In the body camera footage, Juan Chunn told Wilson he cooked dinner for his father on the night of April 17, left the residence and came back to check on Eugene Chunn the next morning. Juan Chunn said he walked by his father’s covered body in the living room at that time, but assumed he was sleeping. When he returned later, Juan Chunn said he pulled back the sheet, saw his father’s bloodied face and ran from the house to find help and call 911.
In the video, Juan Chunn attempted multiple times to retrieve belongings from the home and from his father’s white Chrysler car. Juan Chunn said he’d been the last person to drive the Chrysler.
During his cross examination of Wilson, Basinger asked if he’d noticed any blood on Juan Chunn’s clothing. Wilson said he had not, nor had he noticed any in the Chrysler.

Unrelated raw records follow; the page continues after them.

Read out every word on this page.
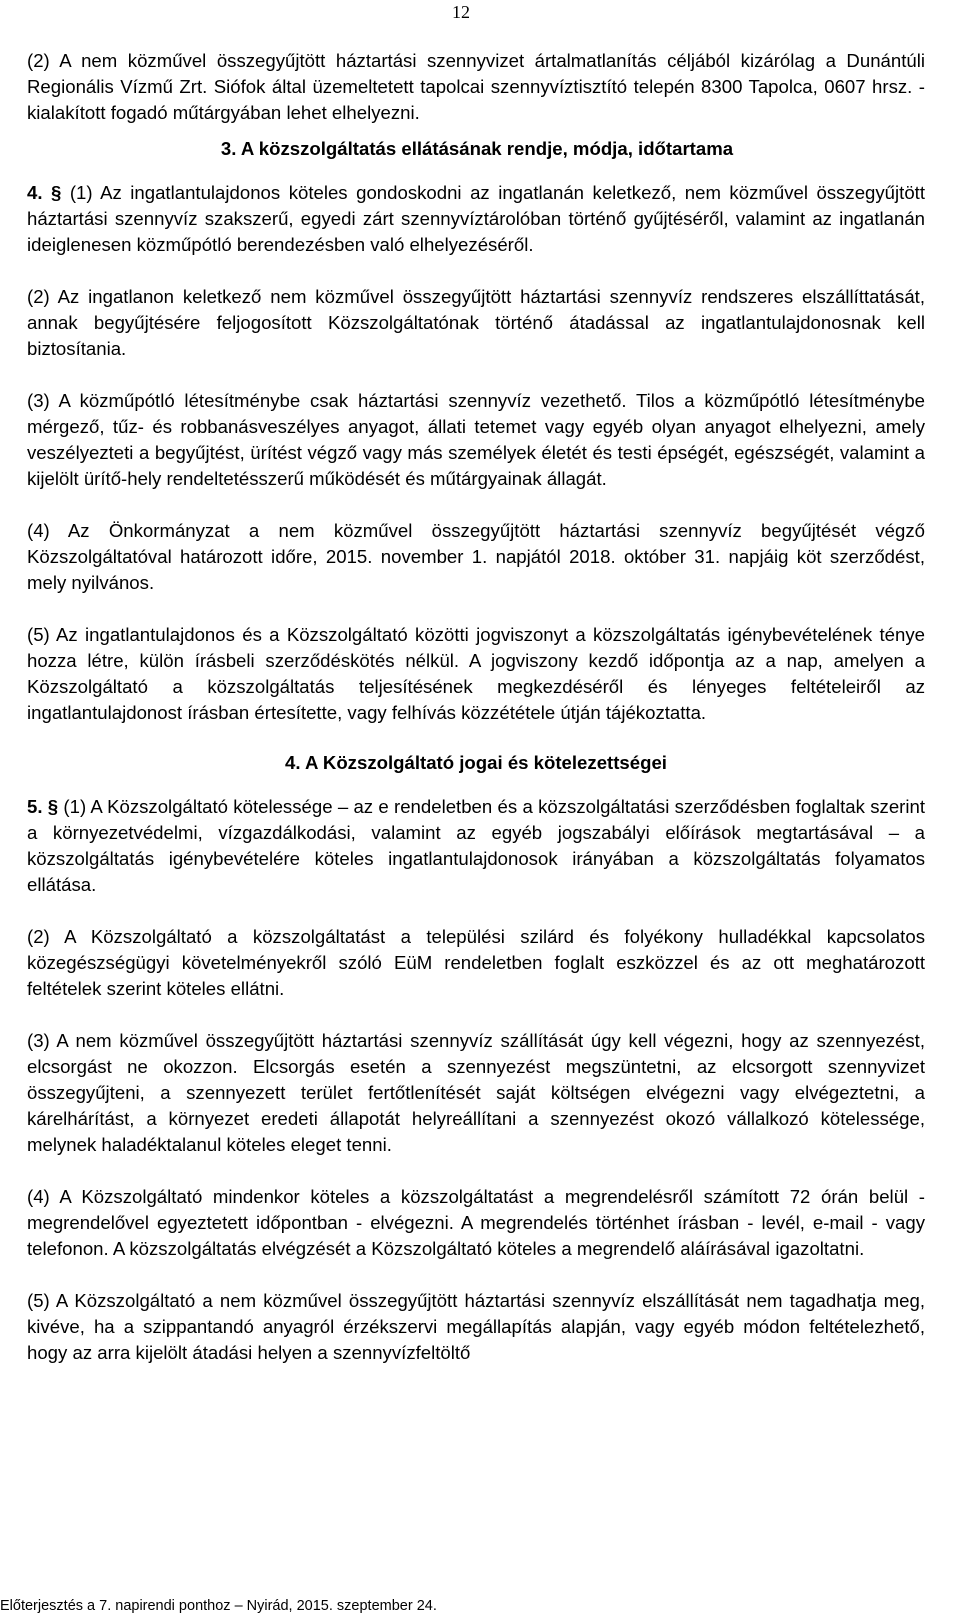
12

(2) A nem közművel összegyűjtött háztartási szennyvizet ártalmatlanítás céljából kizárólag a Dunántúli Regionális Vízmű Zrt. Siófok által üzemeltetett tapolcai szennyvíztisztító telepén 8300 Tapolca, 0607 hrsz. - kialakított fogadó műtárgyában lehet elhelyezni.

3. A közszolgáltatás ellátásának rendje, módja, időtartama

4. § (1) Az ingatlantulajdonos köteles gondoskodni az ingatlanán keletkező, nem közművel összegyűjtött háztartási szennyvíz szakszerű, egyedi zárt szennyvíztárolóban történő gyűjtéséről, valamint az ingatlanán ideiglenesen közműpótló berendezésben való elhelyezéséről.

(2) Az ingatlanon keletkező nem közművel összegyűjtött háztartási szennyvíz rendszeres elszállíttatását, annak begyűjtésére feljogosított Közszolgáltatónak történő átadással az ingatlantulajdonosnak kell biztosítania.

(3) A közműpótló létesítménybe csak háztartási szennyvíz vezethető. Tilos a közműpótló létesítménybe mérgező, tűz- és robbanásveszélyes anyagot, állati tetemet vagy egyéb olyan anyagot elhelyezni, amely veszélyezteti a begyűjtést, ürítést végző vagy más személyek életét és testi épségét, egészségét, valamint a kijelölt ürítő-hely rendeltetésszerű működését és műtárgyainak állagát.

(4) Az Önkormányzat a nem közművel összegyűjtött háztartási szennyvíz begyűjtését végző Közszolgáltatóval határozott időre, 2015. november 1. napjától 2018. október 31. napjáig köt szerződést, mely nyilvános.

(5) Az ingatlantulajdonos és a Közszolgáltató közötti jogviszonyt a közszolgáltatás igénybevételének ténye hozza létre, külön írásbeli szerződéskötés nélkül. A jogviszony kezdő időpontja az a nap, amelyen a Közszolgáltató a közszolgáltatás teljesítésének megkezdéséről és lényeges feltételeiről az ingatlantulajdonost írásban értesítette, vagy felhívás közzététele útján tájékoztatta.

4. A Közszolgáltató jogai és kötelezettségei

5. § (1) A Közszolgáltató kötelessége – az e rendeletben és a közszolgáltatási szerződésben foglaltak szerint a környezetvédelmi, vízgazdálkodási, valamint az egyéb jogszabályi előírások megtartásával – a közszolgáltatás igénybevételére köteles ingatlantulajdonosok irányában a közszolgáltatás folyamatos ellátása.

(2) A Közszolgáltató a közszolgáltatást a települési szilárd és folyékony hulladékkal kapcsolatos közegészségügyi követelményekről szóló EüM rendeletben foglalt eszközzel és az ott meghatározott feltételek szerint köteles ellátni.

(3) A nem közművel összegyűjtött háztartási szennyvíz szállítását úgy kell végezni, hogy az szennyezést, elcsorgást ne okozzon. Elcsorgás esetén a szennyezést megszüntetni, az elcsorgott szennyvizet összegyűjteni, a szennyezett terület fertőtlenítését saját költségen elvégezni vagy elvégeztetni, a kárelhárítást, a környezet eredeti állapotát helyreállítani a szennyezést okozó vállalkozó kötelessége, melynek haladéktalanul köteles eleget tenni.

(4) A Közszolgáltató mindenkor köteles a közszolgáltatást a megrendelésről számított 72 órán belül - megrendelővel egyeztetett időpontban - elvégezni. A megrendelés történhet írásban - levél, e-mail - vagy telefonon. A közszolgáltatás elvégzését a Közszolgáltató köteles a megrendelő aláírásával igazoltatni.

(5) A Közszolgáltató a nem közművel összegyűjtött háztartási szennyvíz elszállítását nem tagadhatja meg, kivéve, ha a szippantandó anyagról érzékszervi megállapítás alapján, vagy egyéb módon feltételezhető, hogy az arra kijelölt átadási helyen a szennyvízfeltöltő

Előterjesztés a 7. napirendi ponthoz – Nyirád, 2015. szeptember 24.
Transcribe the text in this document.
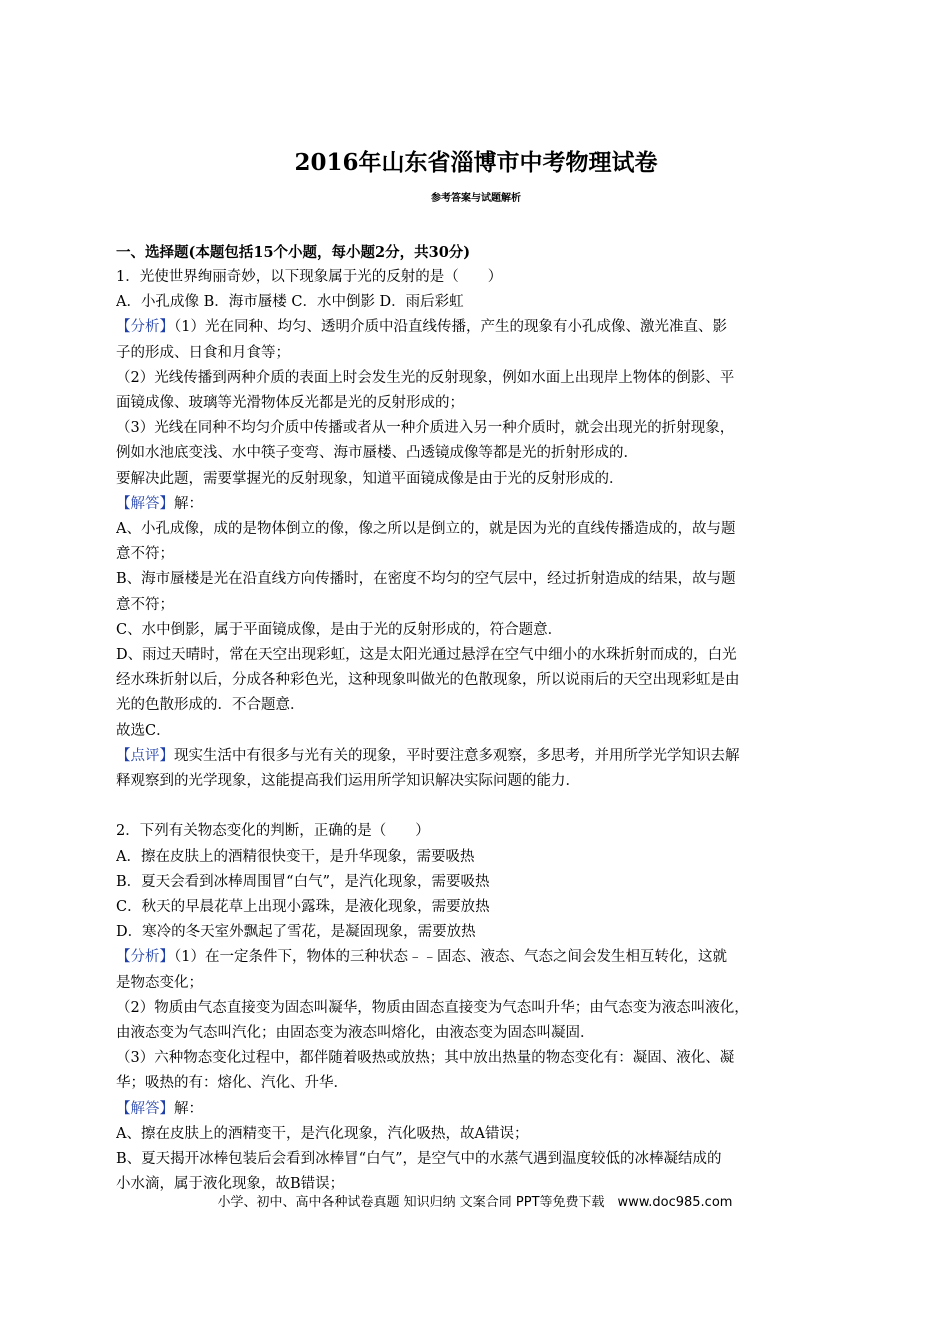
2016年山东省淄博市中考物理试卷
参考答案与试题解析
一、选择题(本题包括15个小题，每小题2分，共30分)
1．光使世界绚丽奇妙，以下现象属于光的反射的是（　　）
A．小孔成像 B．海市蜃楼 C．水中倒影 D．雨后彩虹
【分析】（1）光在同种、均匀、透明介质中沿直线传播，产生的现象有小孔成像、激光准直、影
子的形成、日食和月食等；
（2）光线传播到两种介质的表面上时会发生光的反射现象，例如水面上出现岸上物体的倒影、平
面镜成像、玻璃等光滑物体反光都是光的反射形成的；
（3）光线在同种不均匀介质中传播或者从一种介质进入另一种介质时，就会出现光的折射现象，
例如水池底变浅、水中筷子变弯、海市蜃楼、凸透镜成像等都是光的折射形成的．
要解决此题，需要掌握光的反射现象，知道平面镜成像是由于光的反射形成的．
【解答】解：
A、小孔成像，成的是物体倒立的像，像之所以是倒立的，就是因为光的直线传播造成的，故与题
意不符；
B、海市蜃楼是光在沿直线方向传播时，在密度不均匀的空气层中，经过折射造成的结果，故与题
意不符；
C、水中倒影，属于平面镜成像，是由于光的反射形成的，符合题意．
D、雨过天晴时，常在天空出现彩虹，这是太阳光通过悬浮在空气中细小的水珠折射而成的，白光
经水珠折射以后，分成各种彩色光，这种现象叫做光的色散现象，所以说雨后的天空出现彩虹是由
光的色散形成的．不合题意．
故选C．
【点评】现实生活中有很多与光有关的现象，平时要注意多观察，多思考，并用所学光学知识去解
释观察到的光学现象，这能提高我们运用所学知识解决实际问题的能力．
2．下列有关物态变化的判断，正确的是（　　）
A．擦在皮肤上的酒精很快变干，是升华现象，需要吸热
B．夏天会看到冰棒周围冒“白气”，是汽化现象，需要吸热
C．秋天的早晨花草上出现小露珠，是液化现象，需要放热
D．寒冷的冬天室外飘起了雪花，是凝固现象，需要放热
【分析】（1）在一定条件下，物体的三种状态﹣﹣固态、液态、气态之间会发生相互转化，这就
是物态变化；
（2）物质由气态直接变为固态叫凝华，物质由固态直接变为气态叫升华；由气态变为液态叫液化，
由液态变为气态叫汽化；由固态变为液态叫熔化，由液态变为固态叫凝固．
（3）六种物态变化过程中，都伴随着吸热或放热；其中放出热量的物态变化有：凝固、液化、凝
华；吸热的有：熔化、汽化、升华．
【解答】解：
A、擦在皮肤上的酒精变干，是汽化现象，汽化吸热，故A错误；
B、夏天揭开冰棒包装后会看到冰棒冒“白气”，是空气中的水蒸气遇到温度较低的冰棒凝结成的
小水滴，属于液化现象，故B错误；
小学、初中、高中各种试卷真题 知识归纳 文案合同 PPT等免费下载　www.doc985.com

The final witness called during the trial’s opening day was detective Meredith Walker, who was responsible for processing the crime scene. In conjunction with her testimony, prosecutors submitted dozens of pictures taken of the outside of the home and of the Chrysler that night. The individual photos were passed around and examined by the jurors.
Walker’s testimony was put on hold as court recessed at the end of the day, but additional crime scene pictures of the inside of the home are likely to be introduced when the trial continues today.